O mercado dos sonhos

terça-feira, 17 de dezembro de 2013

Estamos entrando em uma era em que ler é pop. O lado bom disso é que ninguém mais te olha como se você fosse o mais estranho dos nerds quando diz que entre seus hobbies favoritos está a leitura. E quando diz que escreve, também não esperam de você uma erudição sem paralelo.

Com isso, o mundo da escrita ficou mais acessível. Hoje literalmente qualquer um pode escrever um livro e publicá-lo não é mais uma tarefa tão complicada. Trata-se ainda de um processo dispendioso, mas mesmo assim, um sonho bem mais fácil de alcançar.

E quem tem aproveitado o nicho para fazer algum dinheiro são as editoras. Nos últimos anos, novas editoras se proliferaram com uma velocidade incrível no mercado. A maioria das novatas vestiu a camisa de apoio ao novo escritor. Com essas editoras, o escritor consegue tiragens menores a preços nem tão exorbitantes assim, mas sua visibilidade é bem pequena e todo seu marketing depende praticamente só dele.

Algumas grandes editoras também não quiseram ficar de fora. Como reforça o alerta do excelente blog Um Livro Qualquer, muitas editoras se tornaram uma verdadeira empresa de livros que se especializam em se aproveitar do sonho dos outros para enriquecer. Elas ganham do escritor para lançar seu livro como um piloto. Se o livro não vingar, pelo menos não perderam nem um centavo se quer com a produção; mas se, por acaso, o autor se mostrar um sucesso em potencial, talvez ele seja “promovido” ao tipo de autores profissionais da editora.

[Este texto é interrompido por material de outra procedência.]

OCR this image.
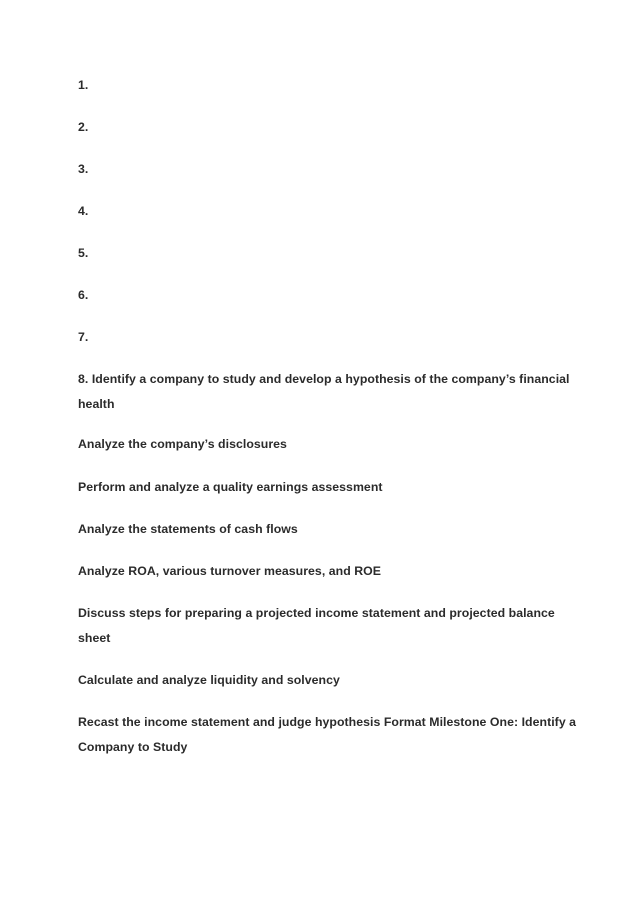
1.
2.
3.
4.
5.
6.
7.
8. Identify a company to study and develop a hypothesis of the company’s financial
health
Analyze the company’s disclosures
Perform and analyze a quality earnings assessment
Analyze the statements of cash flows
Analyze ROA, various turnover measures, and ROE
Discuss steps for preparing a projected income statement and projected balance
sheet
Calculate and analyze liquidity and solvency
Recast the income statement and judge hypothesis Format Milestone One: Identify a
Company to Study
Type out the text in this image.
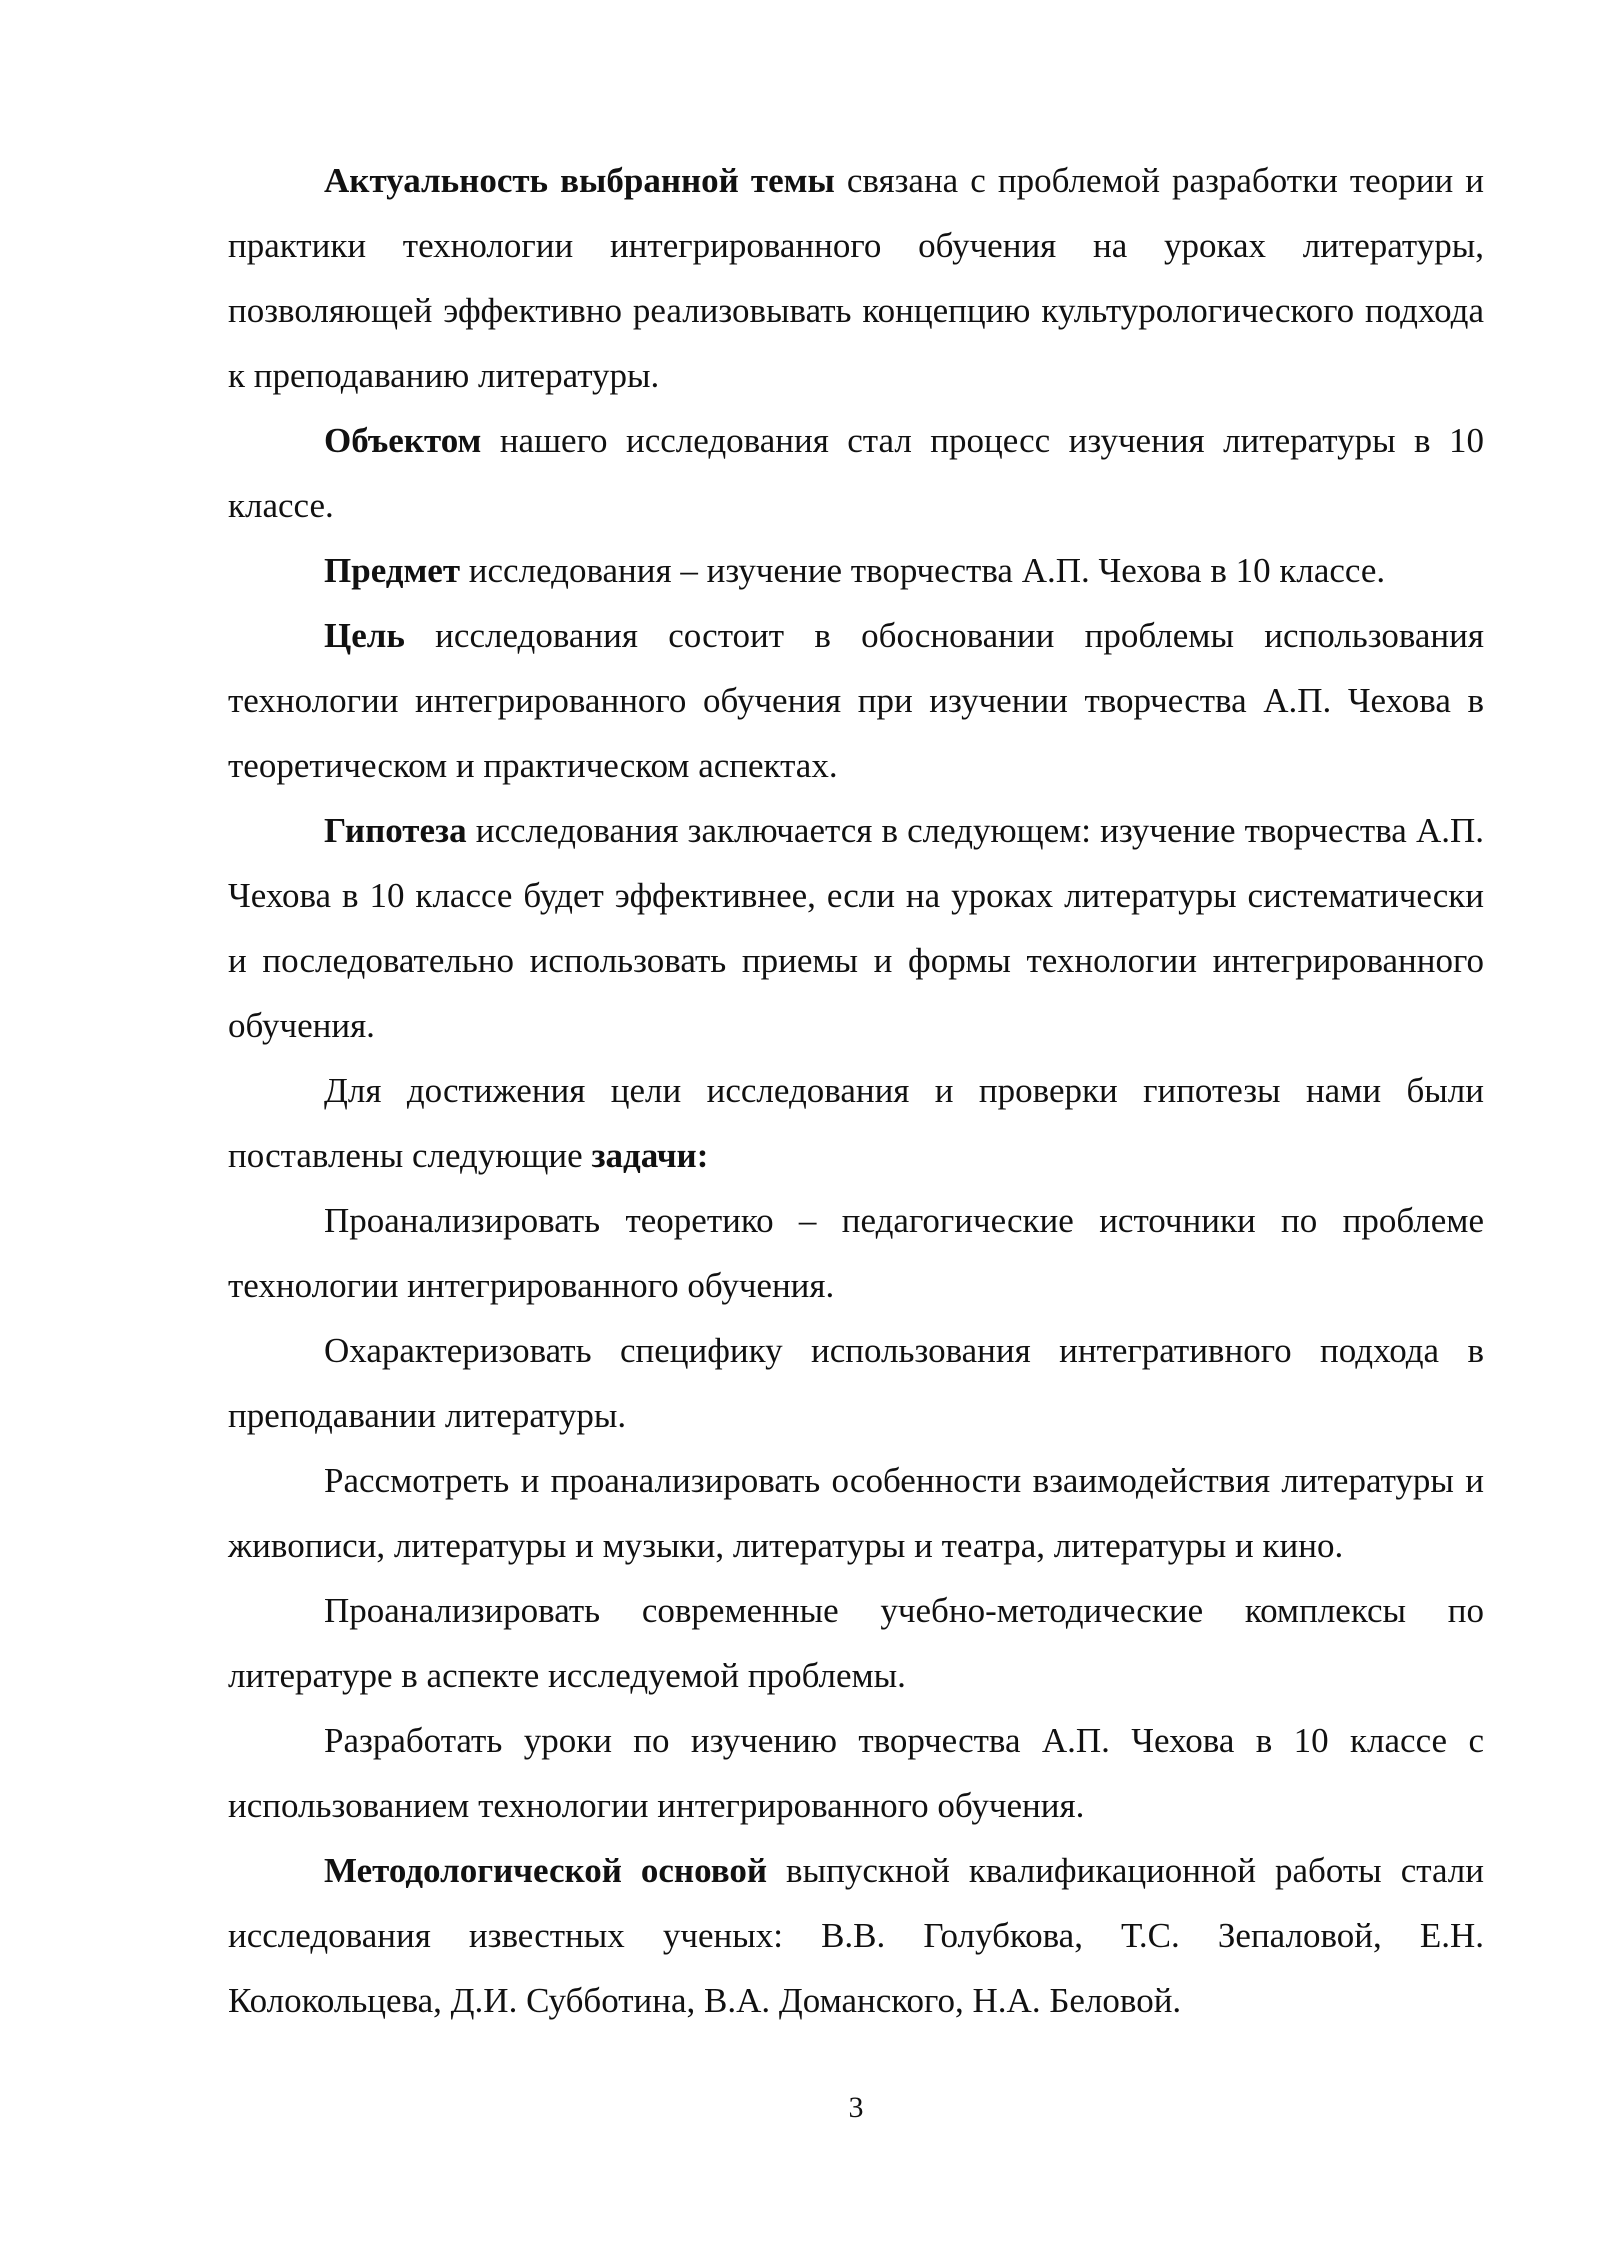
Актуальность выбранной темы связана с проблемой разработки теории и практики технологии интегрированного обучения на уроках литературы, позволяющей эффективно реализовывать концепцию культурологического подхода к преподаванию литературы.

Объектом нашего исследования стал процесс изучения литературы в 10 классе.

Предмет исследования – изучение творчества А.П. Чехова в 10 классе.

Цель исследования состоит в обосновании проблемы использования технологии интегрированного обучения при изучении творчества А.П. Чехова в теоретическом и практическом аспектах.

Гипотеза исследования заключается в следующем: изучение творчества А.П. Чехова в 10 классе будет эффективнее, если на уроках литературы систематически и последовательно использовать приемы и формы технологии интегрированного обучения.

Для достижения цели исследования и проверки гипотезы нами были поставлены следующие задачи:

Проанализировать теоретико – педагогические источники по проблеме технологии интегрированного обучения.

Охарактеризовать специфику использования интегративного подхода в преподавании литературы.

Рассмотреть и проанализировать особенности взаимодействия литературы и живописи, литературы и музыки, литературы и театра, литературы и кино.

Проанализировать современные учебно-методические комплексы по литературе в аспекте исследуемой проблемы.

Разработать уроки по изучению творчества А.П. Чехова в 10 классе с использованием технологии интегрированного обучения.

Методологической основой выпускной квалификационной работы стали исследования известных ученых: В.В. Голубкова, Т.С. Зепаловой, Е.Н. Колокольцева, Д.И. Субботина, В.А. Доманского, Н.А. Беловой.

3
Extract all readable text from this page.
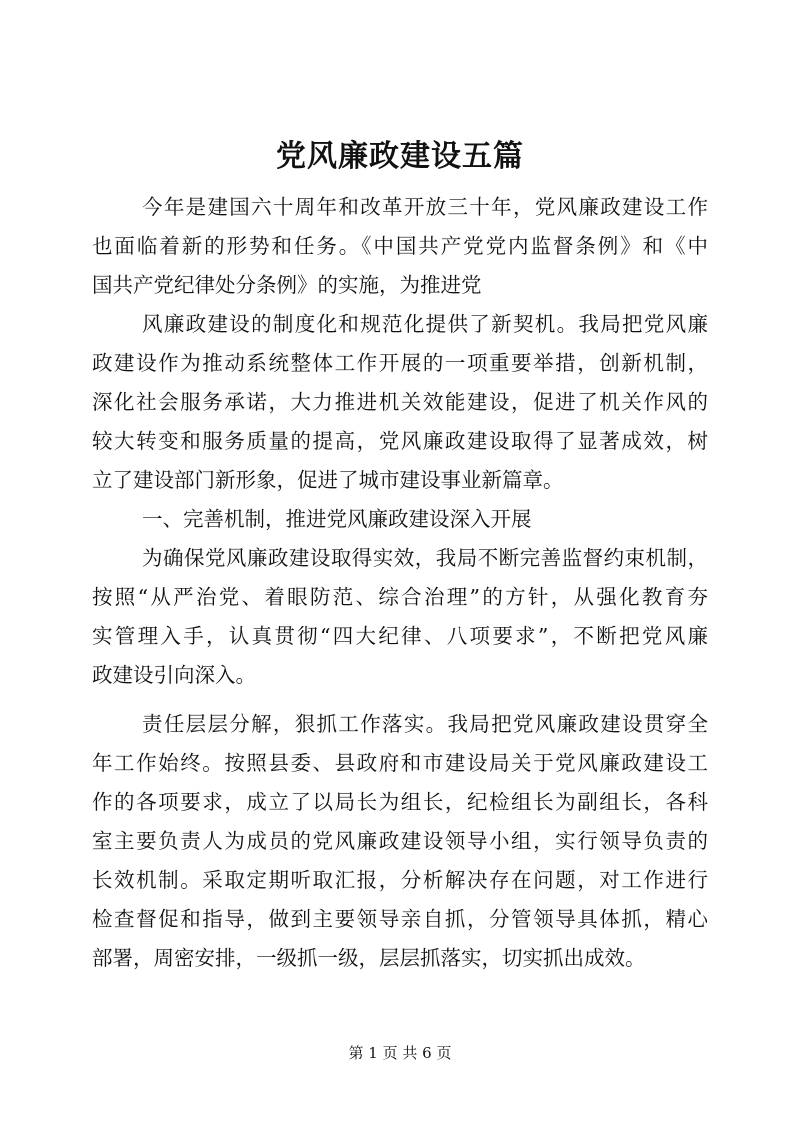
党风廉政建设五篇
今年是建国六十周年和改革开放三十年，党风廉政建设工作
也面临着新的形势和任务。《中国共产党党内监督条例》和《中
国共产党纪律处分条例》的实施，为推进党
风廉政建设的制度化和规范化提供了新契机。我局把党风廉
政建设作为推动系统整体工作开展的一项重要举措，创新机制，
深化社会服务承诺，大力推进机关效能建设，促进了机关作风的
较大转变和服务质量的提高，党风廉政建设取得了显著成效，树
立了建设部门新形象，促进了城市建设事业新篇章。
一、完善机制，推进党风廉政建设深入开展
为确保党风廉政建设取得实效，我局不断完善监督约束机制，
按照“从严治党、着眼防范、综合治理”的方针，从强化教育夯
实管理入手，认真贯彻“四大纪律、八项要求”，不断把党风廉
政建设引向深入。
责任层层分解，狠抓工作落实。我局把党风廉政建设贯穿全
年工作始终。按照县委、县政府和市建设局关于党风廉政建设工
作的各项要求，成立了以局长为组长，纪检组长为副组长，各科
室主要负责人为成员的党风廉政建设领导小组，实行领导负责的
长效机制。采取定期听取汇报，分析解决存在问题，对工作进行
检查督促和指导，做到主要领导亲自抓，分管领导具体抓，精心
部署，周密安排，一级抓一级，层层抓落实，切实抓出成效。
第 1 页 共 6 页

Um artigo da revista Piauí de novembro de 2011 levanta ainda outras questões sobre o assunto. Com a pressa do mercado por novos livros, a qualidade do que se escreve é algo que pode ser deixado em segundo plano. O mercado quer escritores que escrevam a toque de caixa, mas pouco importa o tema, a qualidade com que escrevem,
a linguagem usada; o importante é vender mais e mais. Essa falta de zelo é notável pela má qualidade de textos que vemos hoje. Até uns anos atrás era quase impossível encontrar erros de grafia ou gramática nos livros; hoje não tem um livro em que um errinho de português não tenha passado. Os revisores são cada vez mais subestimados e dispensados; a tarefa de revisão de texto foi agregada ao cargo de escritor. O editor, que deveria fazer um trabalho parecido, hoje nada mais é do que uma espécie de olheiro literário. Alguns escritores até parecem terem sido mal informados sobre a economia em revisão e a necessidade de fluência no idioma nativo.

E então surgem dia após dia infinitos cursos de escrita criativa e sobre o processo de publicação de um livro. Escritores que publicaram apenas um ou dois livros, mas foram um sucesso imediato de vendas para a editora, são incentivados a dar cursos desse tipo – para todos os gostos e bolsos – para angariar mais incautos para os bolsos das editoras. Os cursos em si não são ruins e nem quem os procura está errado. Atividades para melhorar uma habilidade é imprescindível para quem leva a sério um sonho. O cruel é o objetivo por trás da maioria desses cursos (porque nem todos são terreiros de editoras).

Destaco o seguinte trecho da matéria da revista Piauí:

“Ao se privilegiar as obras, se pressupõem que nem todos podem ser autores, e que nem todas as autorias são iguais. E nada mais natural, depois de tanto esforço de marketing a celebrar a figura do autor, que a obra tenha passado a ocupar um lugar secundário e insignificante.”

A obra perde status para o produto. Mais vale um autor carismático que o que ele escreve.